Fire-On-Iron-187x300Fire on Iron by Andrew Fox


I’ve been a fan of Andrew Fox ever since “Fat White Vampire Blues,” and “Fire on Iron” does not disappoint. The characters are fleshed-out and interesting, including some very memorable supporting players who cry out for a film version. The storyline is a far more original take on a supernatural” Civil War than a certain other book with vampires and a president, and the pacing moves at a brisk clip. Even better, the naval battles are well-written, exciting, and above all, understandable, with just the right amount of detail, never once leaving you confused or bogging you down in an unnecessary info dump. The only real complaint I have is that one character eventually goes off on his own, disappearing until near the climax, and I very (very) much wanted to see those “off-camera” scenes and that character’s journey as well.
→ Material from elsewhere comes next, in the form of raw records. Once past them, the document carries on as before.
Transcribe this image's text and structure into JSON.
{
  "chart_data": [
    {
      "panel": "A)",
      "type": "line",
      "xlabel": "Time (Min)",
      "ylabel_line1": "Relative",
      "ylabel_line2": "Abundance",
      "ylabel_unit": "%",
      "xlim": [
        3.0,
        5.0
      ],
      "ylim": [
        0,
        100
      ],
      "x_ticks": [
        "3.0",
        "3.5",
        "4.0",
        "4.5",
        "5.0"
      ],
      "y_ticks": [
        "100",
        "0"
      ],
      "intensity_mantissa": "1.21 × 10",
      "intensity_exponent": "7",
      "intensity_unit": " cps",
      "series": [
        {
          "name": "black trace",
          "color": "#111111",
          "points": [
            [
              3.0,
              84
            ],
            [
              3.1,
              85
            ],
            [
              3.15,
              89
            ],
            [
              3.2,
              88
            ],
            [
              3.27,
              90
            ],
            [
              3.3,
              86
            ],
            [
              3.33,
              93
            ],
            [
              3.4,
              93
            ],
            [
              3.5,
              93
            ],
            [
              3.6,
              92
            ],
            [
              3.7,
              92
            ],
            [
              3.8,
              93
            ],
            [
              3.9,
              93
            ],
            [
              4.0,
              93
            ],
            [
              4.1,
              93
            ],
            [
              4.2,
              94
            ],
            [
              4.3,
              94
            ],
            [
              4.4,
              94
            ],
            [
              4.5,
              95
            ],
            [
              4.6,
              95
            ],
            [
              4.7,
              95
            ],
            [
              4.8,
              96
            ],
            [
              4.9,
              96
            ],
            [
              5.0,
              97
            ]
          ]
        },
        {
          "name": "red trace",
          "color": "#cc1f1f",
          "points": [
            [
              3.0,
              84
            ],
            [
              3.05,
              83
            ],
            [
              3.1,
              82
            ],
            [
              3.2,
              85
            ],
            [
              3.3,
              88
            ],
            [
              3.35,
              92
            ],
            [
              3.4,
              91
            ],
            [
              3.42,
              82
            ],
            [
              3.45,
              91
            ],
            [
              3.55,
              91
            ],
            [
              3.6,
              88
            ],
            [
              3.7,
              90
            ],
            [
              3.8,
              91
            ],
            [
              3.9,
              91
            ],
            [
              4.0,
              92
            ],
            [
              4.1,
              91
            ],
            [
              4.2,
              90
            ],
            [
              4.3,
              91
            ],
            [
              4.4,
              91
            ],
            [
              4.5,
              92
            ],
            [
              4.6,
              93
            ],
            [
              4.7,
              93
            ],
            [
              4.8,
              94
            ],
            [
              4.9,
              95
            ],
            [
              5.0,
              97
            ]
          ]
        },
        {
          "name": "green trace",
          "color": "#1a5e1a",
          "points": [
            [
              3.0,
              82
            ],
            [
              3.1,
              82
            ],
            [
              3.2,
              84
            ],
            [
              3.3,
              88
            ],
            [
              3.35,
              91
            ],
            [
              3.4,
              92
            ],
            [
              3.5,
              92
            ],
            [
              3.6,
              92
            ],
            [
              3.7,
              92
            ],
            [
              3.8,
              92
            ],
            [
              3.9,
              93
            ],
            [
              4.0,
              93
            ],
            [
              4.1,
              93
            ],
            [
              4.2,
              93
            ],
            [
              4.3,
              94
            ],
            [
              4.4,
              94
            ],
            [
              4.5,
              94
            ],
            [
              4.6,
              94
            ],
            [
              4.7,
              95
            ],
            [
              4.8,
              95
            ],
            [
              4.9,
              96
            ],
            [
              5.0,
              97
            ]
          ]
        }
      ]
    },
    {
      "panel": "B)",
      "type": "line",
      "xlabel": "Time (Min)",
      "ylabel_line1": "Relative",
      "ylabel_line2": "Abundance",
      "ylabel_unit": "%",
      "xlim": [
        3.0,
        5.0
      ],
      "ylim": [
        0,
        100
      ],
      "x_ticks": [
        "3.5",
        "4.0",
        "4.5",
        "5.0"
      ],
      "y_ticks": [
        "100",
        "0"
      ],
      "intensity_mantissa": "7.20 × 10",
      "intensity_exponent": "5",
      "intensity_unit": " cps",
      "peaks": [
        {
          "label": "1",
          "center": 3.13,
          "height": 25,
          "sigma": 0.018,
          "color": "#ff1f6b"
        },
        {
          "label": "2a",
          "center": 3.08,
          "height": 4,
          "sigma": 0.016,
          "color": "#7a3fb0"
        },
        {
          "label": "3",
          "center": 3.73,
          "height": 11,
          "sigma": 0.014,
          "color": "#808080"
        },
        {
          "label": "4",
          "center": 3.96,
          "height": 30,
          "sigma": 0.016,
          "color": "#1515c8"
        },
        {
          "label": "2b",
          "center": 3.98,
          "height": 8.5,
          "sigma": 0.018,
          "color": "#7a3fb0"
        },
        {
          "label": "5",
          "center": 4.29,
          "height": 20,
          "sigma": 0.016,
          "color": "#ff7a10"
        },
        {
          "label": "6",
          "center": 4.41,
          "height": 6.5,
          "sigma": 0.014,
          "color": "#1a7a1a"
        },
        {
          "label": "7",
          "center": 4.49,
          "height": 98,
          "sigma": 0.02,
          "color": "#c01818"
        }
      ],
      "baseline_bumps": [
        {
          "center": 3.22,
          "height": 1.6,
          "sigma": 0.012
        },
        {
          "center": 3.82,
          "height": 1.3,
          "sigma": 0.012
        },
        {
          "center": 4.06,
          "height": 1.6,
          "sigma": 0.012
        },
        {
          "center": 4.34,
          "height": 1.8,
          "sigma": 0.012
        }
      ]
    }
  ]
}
The character deserved it, and the book and its world would have been even richer for it.

From Amazon:

What price redemption?  Is martial honor worth the cost of one’s soul?

Lieutenant Commander August Micholson lost his first ship, the wooden frigate USS Northport, in reckless battle against the rebel ironclad ram CSS Virginia.  However, Flag Officer Andrew Foote offers the disgraced young Micholson a chance to redeem himself: he can take the ironclad gunboat USS James B. Eads on an undercover mission to destroy a hidden rebel boat yard, where a fleet of powerful ironclads is being constructed which will allow the Confederate Navy to dominate the Mississippi.

But dangers far more sinister than rebel ironclads await Micholson and his crew.  On the dark waters of the Yazoo River, deep within rebel territory, they become entangled in a plot devised by a slave and his master to summon African fire spirits to annihilate the Federal armies.  Micholson must battle devils both internal and external to save the
lives of his crew, sink the Confederate fleet, and foil the arcane conspiracy.  Ultimately, Micholson is faced with a terrible choice — he can risk the lives of every inhabitant of America, both Union and Confederate, or destroy himself by merging with a demon and forever melding his own soul with that of his greatest enemy.